# Back To The Basics

I’ve decided to compile the notes I’ve made over the course of my ML journey as a series of blog posts here on my website. I’ve revised machine learning, deep learning and natural language processing concepts a couple of times since beginning my ML journey almost 3 years ago, and found that each time I revised, I added a deeper level of understanding about these concepts.

You can view other topics in this series by clicking on the

ML NOTEScategory in the article header above.

## Disclaimer

I’ve read through multiple sources; articles, documentation pages, research papers and textbooks, to compile my notes.

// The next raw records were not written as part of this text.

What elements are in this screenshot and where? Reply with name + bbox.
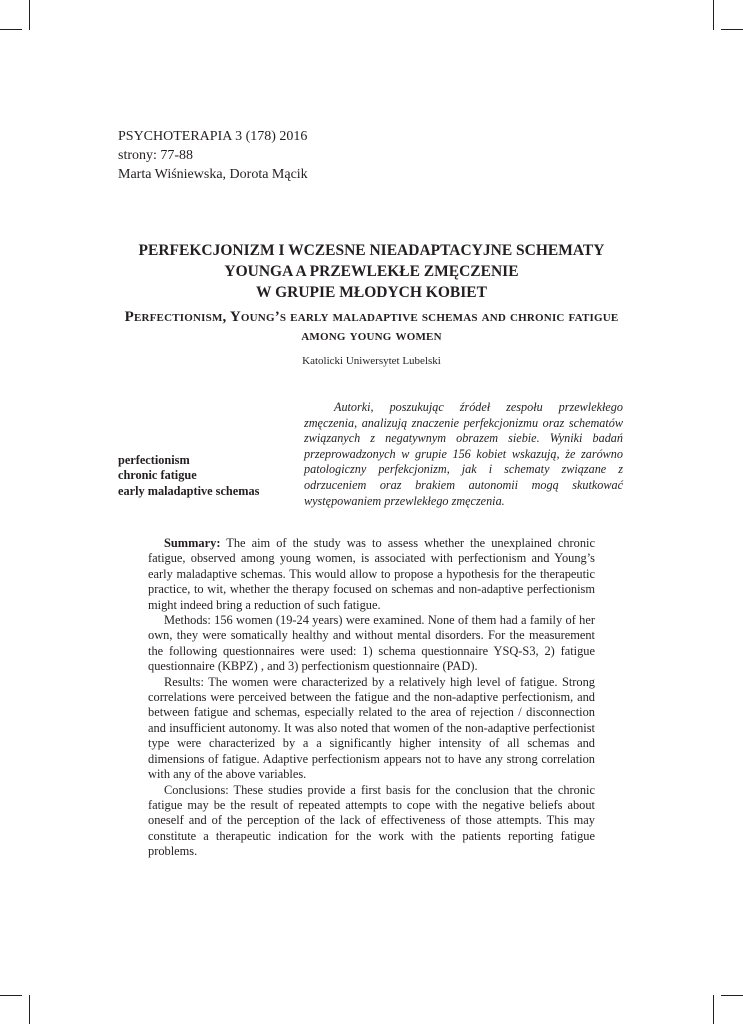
title-english-line-2: among young women: [301, 328, 442, 344]
affiliation: Katolicki Uniwersytet Lubelski: [302, 355, 441, 367]
journal-authors: Marta Wiśniewska, Dorota Mącik: [118, 167, 308, 182]
abstract-polish-text: Autorki, poszukując źródeł zespołu przewlekłego zmęczenia, analizują znaczenie perfekcjonizmu oraz schematów związanych z negatywnym obrazem siebie. Wyniki badań przeprowadzonych w grupie 156 kobiet wskazują, że zarówno patologiczny perfekcjonizm, jak i schematy związane z odrzuceniem oraz brakiem autonomii mogą skutkować występowaniem przewlekłego zmęczenia.: [304, 400, 623, 508]
journal-pages: strony: 77-88: [118, 148, 194, 163]
title-polish: [100, 240, 643, 303]
crop-mark-bottom-left-horizontal: [0, 995, 22, 996]
title-english: [90, 308, 653, 346]
summary-conclusions: Conclusions: These studies provide a first basis for the conclusion that the chronic fatigue may be the result of repeated attempts to cope with the negative beliefs about oneself and of the perception of the lack of effectiveness of those attempts. This may constitute a therapeutic indication for the work with the patients reporting fatigue problems.: [148, 782, 595, 859]
title-polish-line-3: W GRUPIE MŁODYCH KOBIET: [256, 284, 487, 301]
journal-issue: PSYCHOTERAPIA 3 (178) 2016: [118, 129, 308, 144]
crop-mark-bottom-right-horizontal: [721, 995, 743, 996]
abstract-polish: [304, 400, 623, 509]
keywords: [118, 453, 259, 499]
summary-results: Results: The women were characterized by a relatively high level of fatigue. Strong correlations were perceived between the fatigue and the non-adaptive perfectionism, and between fatigue and schemas, especially related to the area of rejection / disconnection and insufficient autonomy. It was also noted that women of the non-adaptive perfectionist type were characterized by a a significantly higher intensity of all schemas and dimensions of fatigue. Adaptive perfectionism appears not to have any strong correlation with any of the above variables.: [148, 674, 595, 782]
crop-mark-bottom-left-vertical: [29, 995, 30, 1024]
keyword: early maladaptive schemas: [118, 483, 260, 498]
title-english-line-1: Perfectionism, Young’s early maladaptive schemas and chronic fatigue: [124, 309, 619, 325]
summary-intro: The aim of the study was to assess whether the unexplained chronic fatigue, observed among young women, is associated with perfectionism and Young’s early maladaptive schemas. This would allow to propose a hypothesis for the therapeutic practice, to wit, whether the therapy focused on schemas and non-adaptive perfectionism might indeed bring a reduction of such fatigue.: [148, 536, 595, 612]
title-polish-line-1: PERFEKCJONIZM I WCZESNE NIEADAPTACYJNE SCHEMATY: [138, 242, 605, 259]
keyword: perfectionism: [118, 453, 190, 467]
crop-mark-top-left-horizontal: [0, 29, 22, 30]
keyword: chronic fatigue: [118, 468, 197, 483]
title-polish-line-2: YOUNGA A PRZEWLEKŁE ZMĘCZENIE: [224, 263, 519, 280]
summary-intro-paragraph: [148, 536, 595, 613]
journal-header: [118, 127, 308, 184]
crop-mark-top-right-horizontal: [721, 29, 743, 30]
crop-mark-bottom-right-vertical: [713, 995, 714, 1024]
summary-methods: Methods: 156 women (19-24 years) were examined. None of them had a family of her own, they were somatically healthy and without mental disorders. For the measurement the following questionnaires were used: 1) schema questionnaire YSQ-S3, 2) fatigue questionnaire (KBPZ) , and 3) perfectionism questionnaire (PAD).: [148, 613, 595, 674]
summary-abstract: [148, 536, 595, 860]
crop-mark-top-left-vertical: [29, 0, 30, 30]
crop-mark-top-right-vertical: [713, 0, 714, 30]
summary-label: Summary:: [164, 536, 221, 550]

I was looking to maximise my understanding of the concepts and, previously, never intended to share them with the world. So, I did not do a good job of documenting sources for reference later on.

I’ll leave references to source materials if I have them saved. Please note that I’m not claiming sole authorship of these blog posts; these are just my personal notes and I’m sharing them here in the hopes that they’ll be helpful to you in your own ML journey.

Take these articles as a starting point to comprehend the concepts. If you spot any mistakes or errors in these articles or have suggestions for improvement, please feel free to share your thoughts with me through my LinkedIn.

We’ll take a look at the humble logistic regression model in this post.

# The Logistic Regression model

Logistic Regression is a simple algorithm used for predicting binary classification outcomes. This model outputs a probability score between 0 and 1 given a data sample, which can be interpreted as the likelihood of the sample belonging to a class (of 2 classes), or an outcome etc.

The logistic regression model is based on the linear regression equation which is then passed through a sigmoid activation function that squashes the regression output values to the range of (0, 1).

## Equations

The two calculations happening to provide the binary classification outcome are:

**1. Net Input function** which is the linear regression equation, with feature coefficients represented by \(w_i\) for each feature \(x_i\)

\[z = w_0 + w_1 x_1 + w_2 x_2 + \ldots + w_m x_m\]

\[z = w_0 + \sum_{i=1}^{m} w_i x_i\]

**2. Sigmoid Activation function** which forces the z value to the range of (0, 1)

\[\Phi(z) = \frac{1}{1 + e^{-z}}\]

Logistic Regression is a linear, additive model as the output always depends on the sum of the inputs and parameters.

As the output does not depend on the product (or quotient, exponent etc) of the features, this model does not account for any non-linear interactions between the features themselves.

## Some guidelines to keep in mind

Below are some points to keep in mind when deciding to choose a logistic regression model:

**1. Linear relationship**: When the relationship between the independent features and the dependent output variable is linear, logistic regression can be a good model to start experimenting with.

**2. Low-Dimensional Spaces:** Logistic regression can be more interpretable and simpler to implement when the number of features in your data is low.

**3. Large Datasets:** Logistic regression can be more computationally efficient and easier to train on large datasets. Moreover, LR models also tend to improve in accuracy when they have lot more samples to learn from and optimise the feature coefficient values.

**4. If you need probability estimates** for the predictions, logistic regression naturally provides these, making it easier to interpret the likelihood of the classes.

**5. Sensitivity to Outliers:** Logistic regression models tend to be more sensitive to outliers, so if you have a lot of outliers in your dataset you may want to implement some outlier handling methods or go for a more robust model.

**6. Model Complexity + Training Time:** LR is generally faster to train and is less computationally intensive, making it a good choice for simpler models and faster iteration.

**7. Interpretability:** LR models are often more interpretable as you can interpret the importance of features to the outcome by analysing the feature coefficients.